Monday, June 09, 2003
A latte - and a rifle to go
Baghdad's cafes are busy but there's no clean water. Galleries are opening, but visitors are armed. Patients freed from the bombed psychiatric hospital are returning there - because they feel it's safe. In this powerful dispatch, we reveal the reality of daily life in an upside-down city.
Euan Ferguson
Sunday June 8, 2003
The Observer
...How, for instance, can the Americans still be failing, weeks after the fall of Baghdad, to keep any kind of electricity running for more than about an hour at a time, leaving the streets insanely, medievally dark? What are the aid agencies playing at and why, while we're at it, when it's about 40 in the shade, have the mad Koreans just sent a few tons of winter blankets? How hot will it have to get - and it hits 60 and above in July - before, still painfully short of clean water, normal Baghdadis take to the streets and finally do what Saddam wanted - go for the occupying troops with the many thousands of guns now looted from Baathist armouries?

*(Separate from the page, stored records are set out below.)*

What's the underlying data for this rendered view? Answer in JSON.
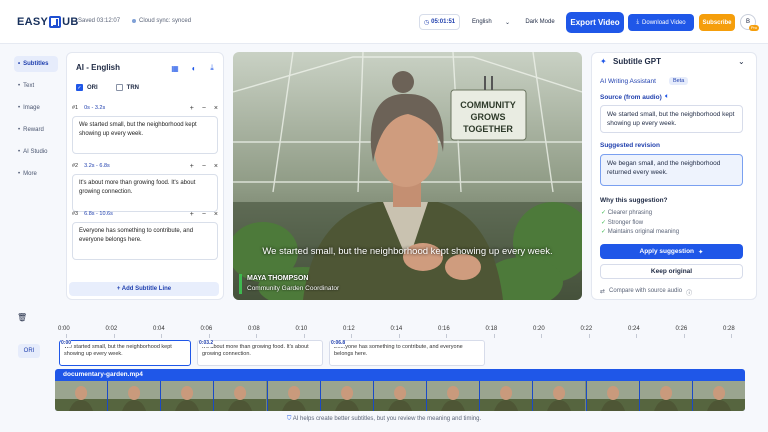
{
  "header": {
    "logo_left": "EASY",
    "logo_right": "UB",
    "saved": "Saved 03:12:07",
    "sync": "Cloud sync: synced",
    "timer": "05:01:51",
    "language": "English",
    "dark_mode": "Dark Mode",
    "export": "Export Video",
    "download": "Download Video",
    "subscribe": "Subscribe",
    "avatar": "B",
    "pro": "Pro"
  },
  "sidebar": {
    "items": [
      {
        "label": "Subtitles"
      },
      {
        "label": "Text"
      },
      {
        "label": "Image"
      },
      {
        "label": "Reward"
      },
      {
        "label": "AI Studio"
      },
      {
        "label": "More"
      }
    ]
  },
  "subtitles_panel": {
    "title": "AI - English",
    "ori": "ORI",
    "trn": "TRN",
    "add_line": "+ Add Subtitle Line",
    "segments": [
      {
        "num": "#1",
        "time": "0s - 3.2s",
        "text": "We started small, but the neighborhood kept showing up every week."
      },
      {
        "num": "#2",
        "time": "3.2s - 6.8s",
        "text": "It's about more than growing food. It's about growing connection."
      },
      {
        "num": "#3",
        "time": "6.8s - 10.6s",
        "text": "Everyone has something to contribute, and everyone belongs here."
      }
    ]
  },
  "video": {
    "sign_lines": [
      "COMMUNITY",
      "GROWS",
      "TOGETHER"
    ],
    "caption": "We started small, but the neighborhood kept showing up every week.",
    "name": "MAYA THOMPSON",
    "role": "Community Garden Coordinator"
  },
  "gpt": {
    "title": "Subtitle GPT",
    "assistant": "AI Writing Assistant",
    "beta": "Beta",
    "source_label": "Source (from audio)",
    "source_text": "We started small, but the neighborhood kept showing up every week.",
    "suggest_label": "Suggested revision",
    "suggest_text": "We began small, and the neighborhood returned every week.",
    "why": "Why this suggestion?",
    "reasons": [
      "Clearer phrasing",
      "Stronger flow",
      "Maintains original meaning"
    ],
    "apply": "Apply suggestion",
    "keep": "Keep original",
    "compare": "Compare with source audio"
  },
  "timeline": {
    "ticks": [
      "0:00",
      "0:02",
      "0:04",
      "0:06",
      "0:08",
      "0:10",
      "0:12",
      "0:14",
      "0:16",
      "0:18",
      "0:20",
      "0:22",
      "0:24",
      "0:26",
      "0:28",
      "0:30"
    ],
    "track_label": "ORI",
    "cues": [
      {
        "start": "0:00",
        "text": "We started small, but the neighborhood kept showing up every week."
      },
      {
        "start": "0:03.2",
        "text": "It's about more than growing food. It's about growing connection."
      },
      {
        "start": "0:06.8",
        "text": "Everyone has something to contribute, and everyone belongs here."
      }
    ],
    "video_file": "documentary-garden.mp4"
  },
  "footer": "AI helps create better subtitles, but you review the meaning and timing.",
  "colors": {
    "accent": "#1f57e8",
    "subscribe": "#f59e0b"
  }
}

And didn't anyone realise that, if you can surgically take out almost every ministry (the oil building was left strangely untouched), it might be an idea to have a vague plan to put something in their place?...
...Baghdad has turned into Afghanistan faster than Afghanistan. As I write this, the UN weapons inspectors are going back in to see whether the looting of the city's main nuclear power station has given Baghdad a radioactive water supply. Could this really imaginably be, in the minds of those who went to war for even the best intentions, the preferred legacy? A land where all the children smell of petrol? A land fit only for flies?